| We all need to take responsibility for our safety. Whether it is crimes including assault, theft, burglary, bullying, etc. The act of random violence has become very creative, brutal and aggressive.|
Unfortunately, it is everywhere we turn. Whether it is in a movie theater, a walk along the street or park, in sport stadiums, etc., a seemingly safe and secure situation can escalate into a nightmare.
I read an article by Timothy Dimoff, founder and President of SACS Consulting & Investigative Services, Inc. He says, “Society has changed. What once was considered very inappropriate or even taboo behavior is now accepted as the norm – even considered justified by some.” He continues, “Social behavior, once mostly predictable, has become largely unpredictable. You should always be vigilant in the public and at work.”
Mr. Dimoff reviews some frightening new trends in random violence, and what you can do to protect yourself against them.
1.) The “knockout game”: Cell phone videos have captured numerous incidents across the country in which groups of teens and young adults prey on unsuspecting passerby. The “game” is to knock out a stranger with a single blow to the head.
Protective Measure: The best way to defend against an ambush is to avoid it. Be aware of your vulnerabilities and take measures to decrease them. The victims in the knockout attacks have been people walking alone and making little or no effort to be aware of their surroundings. Be aware of who’s around you, keep your distance from unknown or strange people, or ask a co-worker to walk you to your car.
2.) Cyberbullying: Middle school and high schools are traditionally a difficult place and time for many, but now, cruel attacks by bullies can follow students 24 hours a day, on campus and off. Cyberbullying includes intimidating messages, humiliating rumors and images spread on social networking sites, false profiles and more. To make matters worse, the bully recruits others to “join in the fun” of constant negative cyber attacks to a selected target. Just look at the supposedly supporting teammates of the Miami Dolphins. Bullying taken a little too far.
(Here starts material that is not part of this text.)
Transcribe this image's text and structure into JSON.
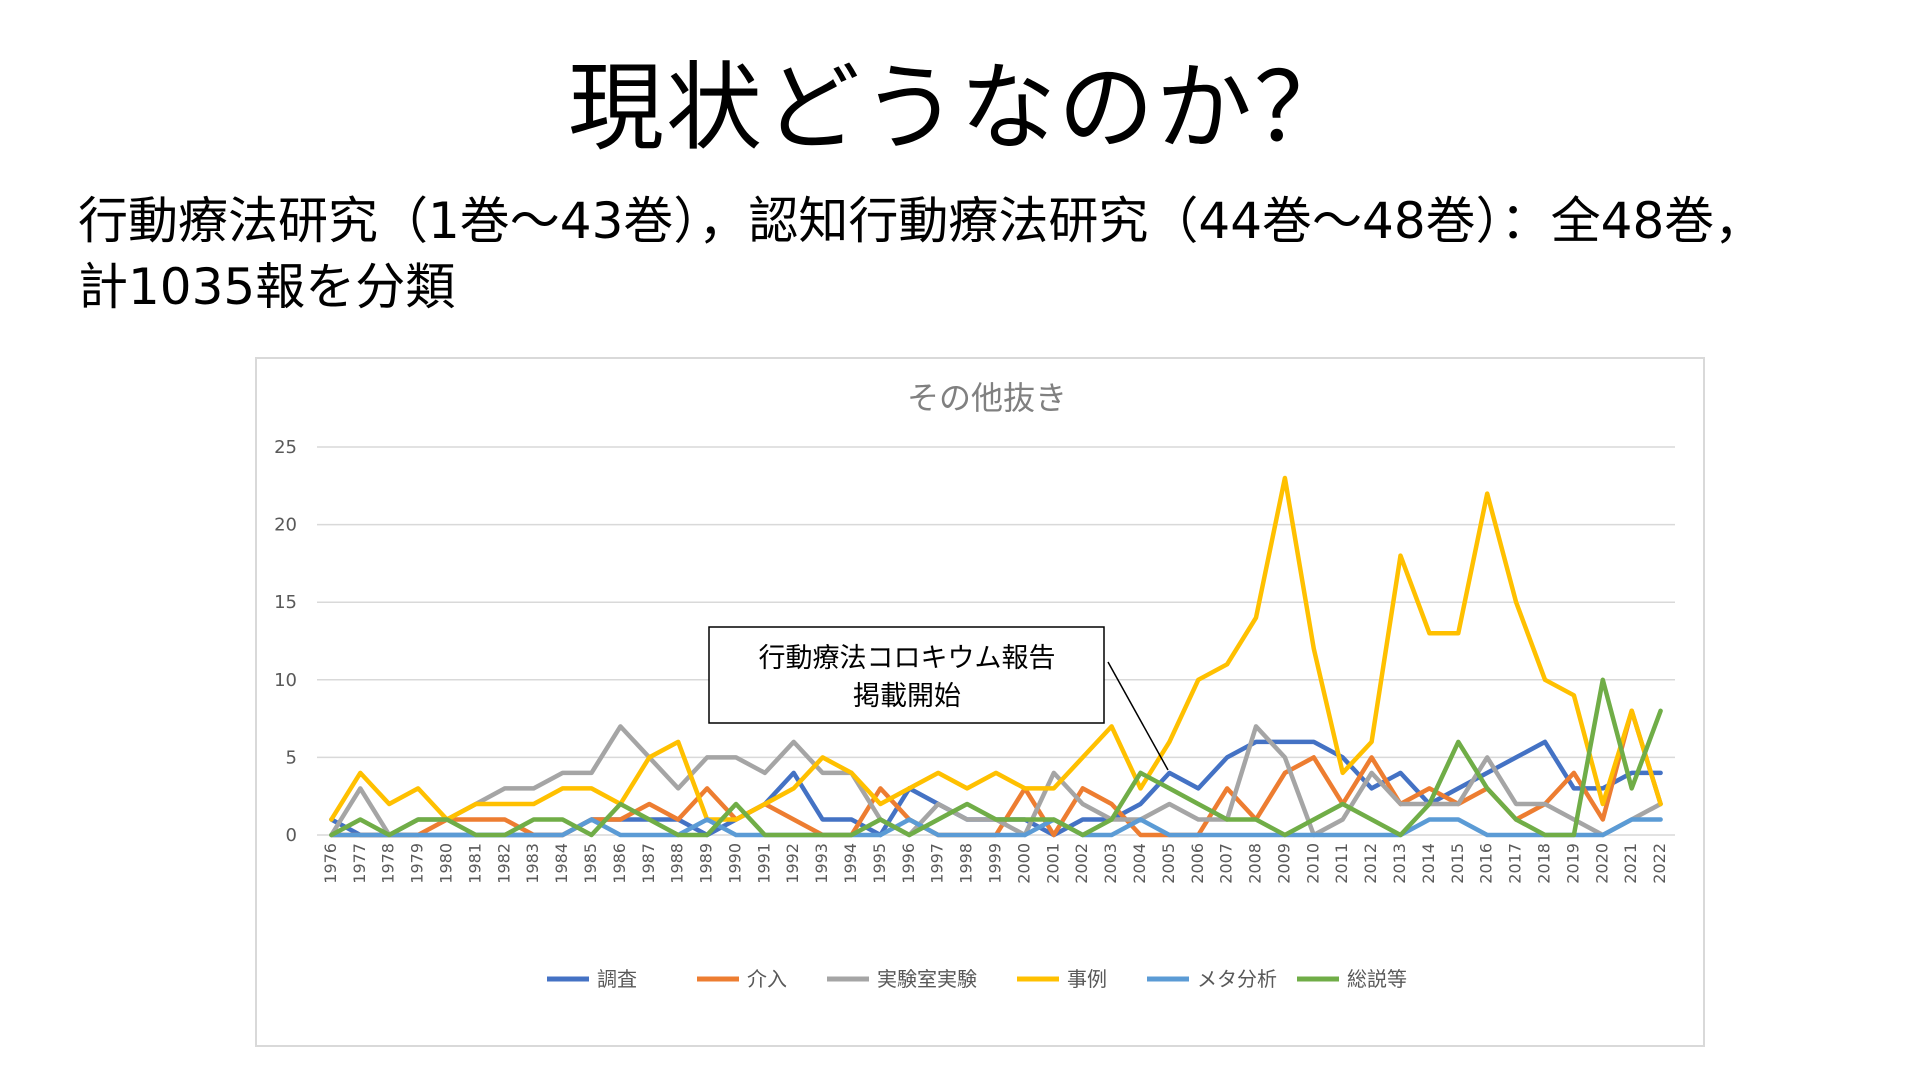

Careers ruined, mental stability changed all for a little so called fun and initiation.
Protective Measure: Children do not understand the importance of boundaries as well as adults do, so it is imperative that parents establish appropriate online behavior with their kids. Help them post and filter content intelligently; make sure that what they post will not be used to embarrass them. Also, ensure that passwords are kept secret. Let your kids know that you will be monitoring their networks for their safety and if they protest that’s an invasion of privacy, remind them social media is public (and suggest they keep a written journal).
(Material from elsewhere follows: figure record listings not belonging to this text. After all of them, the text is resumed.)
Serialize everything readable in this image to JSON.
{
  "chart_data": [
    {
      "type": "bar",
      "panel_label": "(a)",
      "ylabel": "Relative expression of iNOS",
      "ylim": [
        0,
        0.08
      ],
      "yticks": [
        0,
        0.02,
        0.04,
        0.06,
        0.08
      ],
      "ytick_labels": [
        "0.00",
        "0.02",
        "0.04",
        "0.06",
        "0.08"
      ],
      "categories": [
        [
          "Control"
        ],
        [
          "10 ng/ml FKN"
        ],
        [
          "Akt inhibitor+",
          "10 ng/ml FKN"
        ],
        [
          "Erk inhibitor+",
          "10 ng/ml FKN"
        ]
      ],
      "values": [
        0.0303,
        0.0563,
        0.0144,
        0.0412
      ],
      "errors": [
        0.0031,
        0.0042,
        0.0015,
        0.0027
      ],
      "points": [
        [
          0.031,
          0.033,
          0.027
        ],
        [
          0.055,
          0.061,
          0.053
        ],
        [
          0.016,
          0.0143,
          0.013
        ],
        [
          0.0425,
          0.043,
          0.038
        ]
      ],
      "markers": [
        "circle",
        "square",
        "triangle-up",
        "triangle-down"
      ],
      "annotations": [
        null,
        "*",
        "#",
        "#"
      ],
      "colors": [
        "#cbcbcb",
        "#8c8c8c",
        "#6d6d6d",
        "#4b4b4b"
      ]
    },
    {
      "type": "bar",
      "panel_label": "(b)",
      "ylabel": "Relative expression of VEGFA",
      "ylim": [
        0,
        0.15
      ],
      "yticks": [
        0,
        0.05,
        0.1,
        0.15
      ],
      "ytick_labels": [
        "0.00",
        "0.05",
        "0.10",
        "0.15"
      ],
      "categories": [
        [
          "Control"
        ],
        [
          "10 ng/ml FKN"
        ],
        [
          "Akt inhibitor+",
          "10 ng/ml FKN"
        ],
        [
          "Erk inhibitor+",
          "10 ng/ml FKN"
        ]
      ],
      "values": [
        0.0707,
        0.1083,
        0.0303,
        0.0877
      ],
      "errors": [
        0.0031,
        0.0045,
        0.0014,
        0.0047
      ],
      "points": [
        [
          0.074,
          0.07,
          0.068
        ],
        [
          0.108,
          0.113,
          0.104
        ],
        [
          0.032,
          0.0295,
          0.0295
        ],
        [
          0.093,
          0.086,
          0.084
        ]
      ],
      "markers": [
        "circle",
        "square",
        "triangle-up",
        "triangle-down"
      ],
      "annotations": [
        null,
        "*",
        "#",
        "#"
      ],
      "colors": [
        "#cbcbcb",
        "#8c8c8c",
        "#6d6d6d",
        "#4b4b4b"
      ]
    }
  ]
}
3.) Real violence at movie theaters: There have been more than 60 mass shootings nationwide since 1982, and almost half of them occurred just since 2006. The first mass shooting in a movie theater occurred in 2012 and seemed like a tragic, random fluke, the crazed violence of a mentally deranged young man. However, any sense of security was shattered in January when a respected retired police officer annoyed with another patron’s texting was accused of shooting and killing him.
Protective Measure: By now, movie theater management should know the necessity of a visible security presence, with staff stationed in darkened theaters to ensure the civility of the audience. A confrontation over what one patron perceives to be annoying behavior can quickly escalate, so adhere to the rules of etiquette and if that’s not possible (such as a crying child), remove yourself from the situation. When you enter a theater, or any public gathering place, make a note of exits and consider what you would do if you needed to intervene to stop an attack, defend yourself and /or your family, escape or distance yourself from the threatening situation. Always have a plan just in case!
“Whether we’re talking about personal or corporate security - or safety at home, schools, churches and nonprofits – it should be clear to everyone that security is no longer a spectator’s sport,” Dimoff says.
This article is not meant to frighten you but to make you think about being aware of your surroundings.